The wreck of the Wayne was discovered in September 2006, lying in 50 ft of water about 8 mi north of Vermilion, Ohio. Although she was discovered in 2006, a public announcement was not made until June 21, 2007. On January 2, 2018, the wreck of the Wayne was listed on the National Register of Historic Places.

==History==
The Anthony Wayne was built in 1837, in Perrysburg, Ohio, by Samuel L. Hubbell. She was 156.50 ft in length, her beam was 25.75 ft wide and her hull was 10.25 ft deep. She had a gross tonnage of 390.50 tons. She was powered by a 120-horsepower high pressure steam engine with a 27 × 3 in piston, power for the engine was provided by 4 Scotch marine boilers, and she was propelled two 25 ft paddle wheels. The engine was built by Hathaway & Company in 1936. She was named after United States Army officer Anthony Wayne.

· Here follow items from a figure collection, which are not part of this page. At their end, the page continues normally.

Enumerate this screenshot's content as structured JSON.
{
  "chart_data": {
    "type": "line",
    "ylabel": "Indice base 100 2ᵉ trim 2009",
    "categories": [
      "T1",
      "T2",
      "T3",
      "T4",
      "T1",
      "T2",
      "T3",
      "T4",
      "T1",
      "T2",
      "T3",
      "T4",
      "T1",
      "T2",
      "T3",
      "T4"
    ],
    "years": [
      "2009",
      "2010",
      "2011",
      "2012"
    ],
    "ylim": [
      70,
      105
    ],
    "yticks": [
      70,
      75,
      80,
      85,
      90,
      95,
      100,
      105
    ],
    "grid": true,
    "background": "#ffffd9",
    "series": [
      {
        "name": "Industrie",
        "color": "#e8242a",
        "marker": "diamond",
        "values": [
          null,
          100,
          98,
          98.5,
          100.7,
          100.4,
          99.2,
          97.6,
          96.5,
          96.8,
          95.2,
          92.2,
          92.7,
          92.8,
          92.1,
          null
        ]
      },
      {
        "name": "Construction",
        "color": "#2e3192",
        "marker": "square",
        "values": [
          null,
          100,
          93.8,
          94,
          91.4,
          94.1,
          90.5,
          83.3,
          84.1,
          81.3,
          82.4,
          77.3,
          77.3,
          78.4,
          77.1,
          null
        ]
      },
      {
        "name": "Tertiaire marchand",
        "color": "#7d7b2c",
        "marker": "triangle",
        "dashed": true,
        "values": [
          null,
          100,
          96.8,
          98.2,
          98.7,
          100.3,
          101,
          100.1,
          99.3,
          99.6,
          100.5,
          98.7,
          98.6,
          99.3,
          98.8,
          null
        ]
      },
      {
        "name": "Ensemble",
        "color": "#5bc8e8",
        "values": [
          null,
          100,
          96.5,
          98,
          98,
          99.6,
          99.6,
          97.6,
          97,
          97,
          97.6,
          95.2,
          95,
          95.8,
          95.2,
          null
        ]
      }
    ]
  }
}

On May 24, 1843, she caught fire at a wharf in Sandusky, Ohio. On May 23, 1848, she lost her upper deck because of hurricane-force winds at Detroit, Michigan. In 1849, the Wayne was extensively rebuilt in Trenton, Michigan, by D.W. Donahue. She was given a new engine from the steamer Columbus, which had wrecked on a sand bar at Dunkirk, New York, and her old engine was fitted to the steamer Baltimore. Her new engine was a 150-horsepower horizontal crosshead engine built by Olds & Company of Sandusky, Ohio, and was rebuilt by James Menzes. She also received new boilers. On January 12, 1850, the Wayne was crushed by ice and sank at the John Chester & Company dock in the Detroit River.

==Final voyage==
On April 27, 1850, the Wayne left Toledo, Ohio, carrying about 25 passengers; she later steamed into Sandusky, Ohio. She left Sandusky, bound for Buffalo, New York, at midnight with 300 barrels of high-quality wine, whiskey, some cattles and horses, and about 40 additional passengers on board. At the time of the disaster, Captain E. C. Gore was blown out of his bed and was unhurt; he survived in a lifeboat with the ship's clerk, a fireman and two passengers. The lifeboat eventually drifted ashore at Vermilion, Ohio.